A certain correlation has been observed between the onset of claudication intermittens and smoking, obesity, diabetes and hyperlipidemia; clearly, the correction of these disorders constitutes a very useful rule to avoid the onset of claudicatio intermittens and atherosclerosis.

The following are the classes of drugs most used in the therapy against intermittent claudication, and some examples of pharmacological specialties; it is up to the doctor to choose the most suitable active ingredient and dosage for the patient, based on the severity of the disease, the state of health of the patient and his response to treatment:

  • Cilostazol (eg. Pletal): it is a cardiovascular agent, inhibitor of platelet aggregation, with a peripheral vasodilating action. The drug is useful for preventing intermittent claudication, as well as producing positive effects on cholesterol levels; it is the active ingredient of "election used for the treatment of symptoms associated with atherosclerosis. Indicatively, it is recommended to take the drug at a dosage of 100 mg, orally, twice a day, to be administered at least half an hour before breakfast; alternatively, it is possible to take the drug 2 hours after breakfast or dinner.
  • Pentoxifylline (eg. Trental): it is a peripheral vasodilator, used in therapy for the treatment of numerous vascular diseases, especially related to atherosclerosis and diabetes, including claudicatio intermittens. The dosage of this active ingredient is the following: 400 mg of drug to be taken orally, three times a day, or 600 mg twice a day. If side effects occur, the dose can be reduced to 400 mg, twice a day; it is recommended to take this drug for the treatment of intermittent claudication after meals, preferably at approximately the same time, in order to obtain a constant and prolonged therapeutic effect over time.
  • Acetylsalicylic acid (Aspirinetta, Cardioaspirin): the drug reduces platelet aggregation by lowering the coagulation capacity of the blood; the effect is particularly important to prevent thrombotic events associated with atherosclerosis. The most used dosage is 100 mg per day, to be taken as a single dose orally, with plenty of water, after meals.
  • Clopidogrel (Plavix, Zyllt, Zylagren, Zopya, Iscover, Grepid, Clopidogrel Winthrop, Clopidogrel Acino): similarly to what has been seen for acetylsalicylic acid, the antiplatelet activity of clopidogrel is useful to prevent the formation of thrombus (blood clots ) in the arteries of the patient suffering from atherosclerosis and intermittent claudication. The recommended dosage is to take one tablet (75 mg) once a day.

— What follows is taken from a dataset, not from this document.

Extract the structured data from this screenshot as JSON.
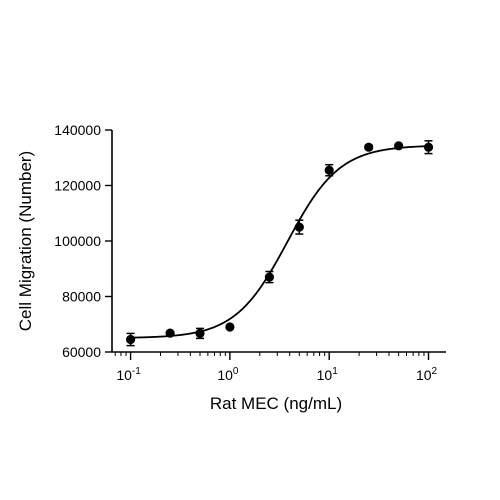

Intermittent claudication and phytotherapy

Some staves can be a valid aid to alleviate the painful symptoms that accompany claudicatio intermittens: garlic and ginkgo biloba are the most valid herbal references, thanks to their anti-hypertensive, hypotiglyceridemic, hypocholesterolemic and vasodilator properties.
Although they are "natural", it is strongly not recommended to administer these extracts without consulting a specialist.

In the most serious cases, when it is not possible to obtain evident beneficial effects from drugs, the symptoms that accompany intermittent claudication can be reduced or removed only by means of angioplasty or insertion of a surgical by-pass.